JAKARTA - Menko Polhukam Mahfud MD mendapat kunjungan Rachmawati Soekarnoputri di kantor Kemenko Polhukam, Jakarta Pusat, pada Senin (26/102020). Keduanya bertemu empat mata untuk membahas berbagai hal tentang kondisi politik, hukum, dan keamanan Indonesia saat ini.

Mahfud usai pertemuan itu mengatakan, dirinya dan putri proklamator Bung Karno itu berbincang mengenai upaya-upaya menyelamatkan negara dari berbagai ancaman. Mahfud yang dalam pertemuan itu mewakili pemerintah, mengatakan bahwa keduanya sama-sama ingin menjaga NKRI sebagaimana dulu diperjuangkan proklamator Bung Karno.

“Dalam hal itu kita ketemu.
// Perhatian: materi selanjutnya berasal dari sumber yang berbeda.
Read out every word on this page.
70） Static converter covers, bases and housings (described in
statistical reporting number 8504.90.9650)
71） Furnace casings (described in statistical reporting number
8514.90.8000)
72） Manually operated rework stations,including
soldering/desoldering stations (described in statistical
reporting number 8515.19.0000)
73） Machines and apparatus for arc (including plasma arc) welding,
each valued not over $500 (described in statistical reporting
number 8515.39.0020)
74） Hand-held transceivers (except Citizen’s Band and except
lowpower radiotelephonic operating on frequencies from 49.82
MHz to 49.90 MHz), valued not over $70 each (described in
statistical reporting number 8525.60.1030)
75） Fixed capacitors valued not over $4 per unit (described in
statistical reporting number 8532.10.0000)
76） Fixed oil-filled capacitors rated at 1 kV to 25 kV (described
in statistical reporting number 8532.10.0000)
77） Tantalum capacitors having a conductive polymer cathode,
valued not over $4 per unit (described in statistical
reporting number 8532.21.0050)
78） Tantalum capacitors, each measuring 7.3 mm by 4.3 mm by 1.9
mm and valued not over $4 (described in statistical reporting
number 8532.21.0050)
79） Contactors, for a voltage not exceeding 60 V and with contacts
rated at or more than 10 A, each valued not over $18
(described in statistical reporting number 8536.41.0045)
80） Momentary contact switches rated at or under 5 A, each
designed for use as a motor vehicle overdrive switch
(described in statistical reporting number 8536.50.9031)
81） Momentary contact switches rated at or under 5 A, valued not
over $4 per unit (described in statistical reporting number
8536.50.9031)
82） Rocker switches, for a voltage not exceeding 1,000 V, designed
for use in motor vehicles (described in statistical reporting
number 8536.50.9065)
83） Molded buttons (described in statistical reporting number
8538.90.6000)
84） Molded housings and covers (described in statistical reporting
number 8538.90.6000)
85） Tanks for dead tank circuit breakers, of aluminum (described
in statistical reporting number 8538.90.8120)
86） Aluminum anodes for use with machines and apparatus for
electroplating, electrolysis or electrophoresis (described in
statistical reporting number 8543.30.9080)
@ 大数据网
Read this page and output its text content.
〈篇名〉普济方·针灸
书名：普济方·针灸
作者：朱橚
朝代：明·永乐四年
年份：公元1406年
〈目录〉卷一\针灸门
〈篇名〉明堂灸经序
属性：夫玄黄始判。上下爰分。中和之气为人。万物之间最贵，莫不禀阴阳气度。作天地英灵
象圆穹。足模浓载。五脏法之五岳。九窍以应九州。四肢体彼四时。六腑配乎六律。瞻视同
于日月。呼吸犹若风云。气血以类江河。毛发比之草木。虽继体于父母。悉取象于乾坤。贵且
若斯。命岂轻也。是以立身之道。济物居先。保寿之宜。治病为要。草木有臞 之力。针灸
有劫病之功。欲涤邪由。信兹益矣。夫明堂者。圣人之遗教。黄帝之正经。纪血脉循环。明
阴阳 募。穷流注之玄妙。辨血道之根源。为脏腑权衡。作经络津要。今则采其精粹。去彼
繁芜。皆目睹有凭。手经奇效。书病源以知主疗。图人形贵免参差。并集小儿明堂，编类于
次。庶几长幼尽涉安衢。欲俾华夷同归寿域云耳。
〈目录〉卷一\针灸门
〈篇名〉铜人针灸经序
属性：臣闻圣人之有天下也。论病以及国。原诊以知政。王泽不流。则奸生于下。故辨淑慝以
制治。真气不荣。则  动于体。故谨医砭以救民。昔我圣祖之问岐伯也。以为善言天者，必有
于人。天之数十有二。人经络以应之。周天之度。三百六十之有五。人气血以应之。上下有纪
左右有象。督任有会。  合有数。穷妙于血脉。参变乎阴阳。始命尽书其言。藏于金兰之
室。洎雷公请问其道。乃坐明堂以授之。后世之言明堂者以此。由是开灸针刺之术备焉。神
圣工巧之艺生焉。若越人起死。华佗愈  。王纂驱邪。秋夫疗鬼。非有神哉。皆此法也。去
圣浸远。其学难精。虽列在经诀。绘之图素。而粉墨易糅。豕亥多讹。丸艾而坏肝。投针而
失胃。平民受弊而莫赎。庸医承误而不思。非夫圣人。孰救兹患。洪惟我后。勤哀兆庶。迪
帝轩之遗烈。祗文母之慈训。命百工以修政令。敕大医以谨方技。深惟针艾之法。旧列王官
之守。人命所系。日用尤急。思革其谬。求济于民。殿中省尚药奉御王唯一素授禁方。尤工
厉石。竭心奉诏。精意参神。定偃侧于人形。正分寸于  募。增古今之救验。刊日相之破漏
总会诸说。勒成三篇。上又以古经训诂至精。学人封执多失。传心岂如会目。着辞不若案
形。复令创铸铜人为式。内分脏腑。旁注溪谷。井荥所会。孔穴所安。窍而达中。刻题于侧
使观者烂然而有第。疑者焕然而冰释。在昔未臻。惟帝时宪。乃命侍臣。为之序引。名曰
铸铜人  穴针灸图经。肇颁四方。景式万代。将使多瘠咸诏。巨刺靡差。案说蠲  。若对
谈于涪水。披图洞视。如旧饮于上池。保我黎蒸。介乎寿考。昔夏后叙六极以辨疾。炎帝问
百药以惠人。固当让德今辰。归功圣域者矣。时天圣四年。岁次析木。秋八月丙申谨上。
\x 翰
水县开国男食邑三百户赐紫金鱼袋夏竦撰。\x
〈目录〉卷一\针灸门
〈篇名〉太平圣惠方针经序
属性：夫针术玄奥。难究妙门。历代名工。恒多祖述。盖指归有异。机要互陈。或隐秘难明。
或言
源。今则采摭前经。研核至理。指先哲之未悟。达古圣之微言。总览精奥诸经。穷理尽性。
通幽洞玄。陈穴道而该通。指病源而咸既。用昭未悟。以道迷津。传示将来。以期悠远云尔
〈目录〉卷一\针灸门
Nah dari segi teknis, operasional mungkin berbeda, tetapi kami berdua sepakat untuk mencari kanalisasi untuk memperbaiki bangsa ke depan”’ujar Menko Mahfud MD.

Keduanya sepakat bahwa demokrasi harus terus dikembangkan, menyatakan pendapat tidak boleh direpresi tetapi juga yang menyatakan pendapat tidak boleh bertindak anarki.

“Intinya, Mbak Rahma itu punya concern agar di Indonesia ini tetap terjaga dengan baik, dalam situasi apapun dan dalam perbedaan politik apapun,” lanjut Mahfud.

Dalam diskusi empat mata tersebut, menurut Mahfud, Rachmawati membahas situasi politik yang sekarang diwarnai oleh banyak demonstrasi dan gerakan-gerakan. Mereka sependapat, bahwa demo, berkumpul, berorganisasi untuk menyampaikan pendapat itu adalah boleh, karena itu adalah bagian dari demokarasi. Tetapi mereka sependapat pula bahwa demokrasi tidak boleh diboncengi oleh anarki.

Kedua tokoh itu sepakat, jika sebuah demokrasi diboncengi oleh anarki, nomokrasi akan bekerja. Kalau demokrasi itu kedaulatan rakyat, nomokrasi adalah kedaulatan hukum. Diantara demokrasi dan dan nomokrasi itu harus seimbang, kalau ada anarki didalam proses demokrasi maka hukum harus bekerja.